Dass sich die Mannschaft von Trainer Kai Wandschneider gegen im ersten Abschnitt niveaulose Lemgoer mit einem völlig neben sich stehenden Spielmacher Andrej Kogut überhaupt noch einmal in die Situation brachte, die norwegische Rückversicherungspolice in Anspruch nehmen zu müssen, hatte sie sich selbst zuzuschreiben. Zehn Prozent weniger als 100 Prozent genügten in den ersten Minuten nach dem Wechsel, den eigenen Rhythmus zu verlieren und den TBV aufzubauen. Die Gegentreffer zum 16:11 (31.) und 16:12 (32.) trotz Überzahl sowie ein verpasster Tor-Leerstand der Lemgoer ließen bereits erahnen, dass ein paar Prozent Konzentration, ein paar Prozent Geduld, ein paar Prozent Zweikampfhärte in der Kabine geblieben waren.

Alles, was die HSG Wetzlar vom 8:8 in der 17. Minute bis zum Pausen-16:10 bei acht Buric-Paraden, fünf Weber-Treffern und drei Kohlbacher-Abschlüssen stark gemacht hatte, ließen sie im zweiten Abschnitt vermissen.
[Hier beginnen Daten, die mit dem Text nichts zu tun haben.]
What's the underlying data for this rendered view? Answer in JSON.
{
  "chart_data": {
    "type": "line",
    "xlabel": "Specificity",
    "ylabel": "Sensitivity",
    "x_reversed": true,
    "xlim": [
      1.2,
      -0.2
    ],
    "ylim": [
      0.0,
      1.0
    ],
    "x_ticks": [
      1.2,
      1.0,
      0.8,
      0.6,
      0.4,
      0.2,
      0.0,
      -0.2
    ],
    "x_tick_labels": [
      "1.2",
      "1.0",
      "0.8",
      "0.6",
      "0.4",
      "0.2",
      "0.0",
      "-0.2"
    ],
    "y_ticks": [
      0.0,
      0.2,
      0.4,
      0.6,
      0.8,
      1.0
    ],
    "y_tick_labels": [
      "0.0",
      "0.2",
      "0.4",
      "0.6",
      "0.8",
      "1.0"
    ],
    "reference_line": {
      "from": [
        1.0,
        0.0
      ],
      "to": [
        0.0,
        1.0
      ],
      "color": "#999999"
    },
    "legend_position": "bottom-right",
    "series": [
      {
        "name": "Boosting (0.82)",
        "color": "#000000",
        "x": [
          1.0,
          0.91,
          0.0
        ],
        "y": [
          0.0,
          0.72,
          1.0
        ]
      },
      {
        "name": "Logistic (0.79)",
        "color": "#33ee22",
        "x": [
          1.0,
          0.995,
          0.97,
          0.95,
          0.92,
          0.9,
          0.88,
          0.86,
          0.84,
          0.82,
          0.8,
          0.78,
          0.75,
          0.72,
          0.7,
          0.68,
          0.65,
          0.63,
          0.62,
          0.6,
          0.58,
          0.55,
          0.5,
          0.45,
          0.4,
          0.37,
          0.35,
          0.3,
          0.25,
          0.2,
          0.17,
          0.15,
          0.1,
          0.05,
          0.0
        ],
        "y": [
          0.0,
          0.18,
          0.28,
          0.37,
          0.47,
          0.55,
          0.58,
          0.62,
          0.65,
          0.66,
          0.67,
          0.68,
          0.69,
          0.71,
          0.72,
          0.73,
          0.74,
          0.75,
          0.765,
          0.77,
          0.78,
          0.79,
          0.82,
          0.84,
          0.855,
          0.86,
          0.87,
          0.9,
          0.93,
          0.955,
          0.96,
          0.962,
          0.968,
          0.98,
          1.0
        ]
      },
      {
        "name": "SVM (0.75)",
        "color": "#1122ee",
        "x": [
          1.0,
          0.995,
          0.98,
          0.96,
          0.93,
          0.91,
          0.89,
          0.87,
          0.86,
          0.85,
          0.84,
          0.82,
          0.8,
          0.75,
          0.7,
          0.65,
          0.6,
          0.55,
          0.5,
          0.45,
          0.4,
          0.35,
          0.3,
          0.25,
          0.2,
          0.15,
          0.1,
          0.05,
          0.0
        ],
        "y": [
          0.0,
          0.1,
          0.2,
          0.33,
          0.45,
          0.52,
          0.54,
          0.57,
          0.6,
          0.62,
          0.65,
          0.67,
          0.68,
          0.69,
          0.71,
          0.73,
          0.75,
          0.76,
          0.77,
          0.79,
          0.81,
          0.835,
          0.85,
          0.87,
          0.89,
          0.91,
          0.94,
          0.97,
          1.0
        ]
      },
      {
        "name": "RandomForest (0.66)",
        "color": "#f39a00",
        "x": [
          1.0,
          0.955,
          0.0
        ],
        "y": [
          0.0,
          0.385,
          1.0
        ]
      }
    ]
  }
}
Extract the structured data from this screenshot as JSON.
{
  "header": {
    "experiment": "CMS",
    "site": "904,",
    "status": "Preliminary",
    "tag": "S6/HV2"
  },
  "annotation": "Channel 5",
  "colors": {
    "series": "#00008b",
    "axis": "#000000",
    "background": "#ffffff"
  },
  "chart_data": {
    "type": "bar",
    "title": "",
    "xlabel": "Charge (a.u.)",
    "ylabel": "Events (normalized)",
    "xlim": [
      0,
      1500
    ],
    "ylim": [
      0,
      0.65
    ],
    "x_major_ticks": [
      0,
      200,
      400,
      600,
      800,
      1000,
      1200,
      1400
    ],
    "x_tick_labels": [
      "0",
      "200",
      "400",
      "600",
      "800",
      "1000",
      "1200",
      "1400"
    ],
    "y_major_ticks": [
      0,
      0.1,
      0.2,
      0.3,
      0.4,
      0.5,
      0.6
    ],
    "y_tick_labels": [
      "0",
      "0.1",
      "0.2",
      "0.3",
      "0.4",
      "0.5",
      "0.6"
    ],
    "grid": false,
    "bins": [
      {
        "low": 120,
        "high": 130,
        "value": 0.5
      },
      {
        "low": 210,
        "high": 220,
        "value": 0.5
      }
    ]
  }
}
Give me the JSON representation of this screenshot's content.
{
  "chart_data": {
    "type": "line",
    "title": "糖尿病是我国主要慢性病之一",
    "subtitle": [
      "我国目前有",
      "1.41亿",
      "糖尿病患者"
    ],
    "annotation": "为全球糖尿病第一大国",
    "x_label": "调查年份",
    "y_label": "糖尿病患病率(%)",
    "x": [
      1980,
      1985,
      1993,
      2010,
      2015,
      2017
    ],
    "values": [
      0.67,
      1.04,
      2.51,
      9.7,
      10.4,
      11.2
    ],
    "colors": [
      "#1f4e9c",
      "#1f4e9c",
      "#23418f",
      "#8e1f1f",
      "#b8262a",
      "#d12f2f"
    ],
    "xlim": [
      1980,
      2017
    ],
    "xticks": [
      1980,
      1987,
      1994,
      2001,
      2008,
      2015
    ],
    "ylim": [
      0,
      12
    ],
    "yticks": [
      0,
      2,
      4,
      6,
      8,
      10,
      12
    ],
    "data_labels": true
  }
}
Dazu gesellten sich ein pomadiger Rückzug, Schwächen im Überzahl-Verhalten und fehlende Fangquoten bei den Torhütern. Das Wetzlarer Spiel entwickelte sich nicht weiter, das der Kehrmann-Schützlinge dafür umso mehr. Nach Tim Sutons 17:21 in der 44. Minute reagierte HSG-Coach Wandschneider und nahm die Auszeit.

Aufhalten konnte der 57-Jährige die Abwärtsspirale aber auch nicht. Die Wechsel Nikolai Weber für Buric und wieder zurück, Emil Berggren für Filip Mirkulovski und wieder zurück, Vladan Lipovina für Stefan Cavor und wieder zurück fruchteten nicht. Die Gastgeber wehrten sich zwar, aber der junge Schlagwerfer Dominik Ebner von Halbrechts oder der plötzlich aufdrehende Rechtsaußen Tim Hornke zwangen Wandschneider beim 22:24 nach 49 Minuten zur nächsten Grünen Karte. Gefahr in Verzug. Zehn Prozent weniger als 100 waren weiter zu wenig. Der schon sicher geglaubte Sieg geriet ernsthaft in Gefahr.

Doch da war noch immer Kristian Björnsen, der norwegische Rückversicherer, der den Grün-Weißen mit dem Siebenmeter-25:22 (50.) wieder etwas Luft verschaffte und am Ende mit seinem Doppelpack zum 28:26 (57.) und 29:26(58.) – wie erwähnt – den drohenden Punkteschaden doch noch regulierte.
 
Stenogramm:

HSG Wetzlar: Buric, Nikolai Weber; Kneer, Björnsen (9/8), Hahn (n.e.), Berggren, Kvist (6), Philipp Weber (6), Klesniks, Lindskog, Kohlbacher (5), Lipovina (2), Mirkulovski (2), Cavor (1).

TBV Lemgo: Wyszomirski, Maier; Mansson (6), Kogut, Suton (5), Hornke (4/2), Ebner (3), Hermann (3), Stenbäcken (3), Skroblien (2), Klimek (1), Ramba (1), Zieker (1), Valiullin.

Schiedsrichter: Hörath/Hofmann (Nürnberg). - Zuschauer: 4037. - Strafminuten: Mirkulowski (37., Wetzlar); Mansson (50., 57.), Stenbäcken (17., 37.), Suton (39.), Zieker (30., alle Lemgo).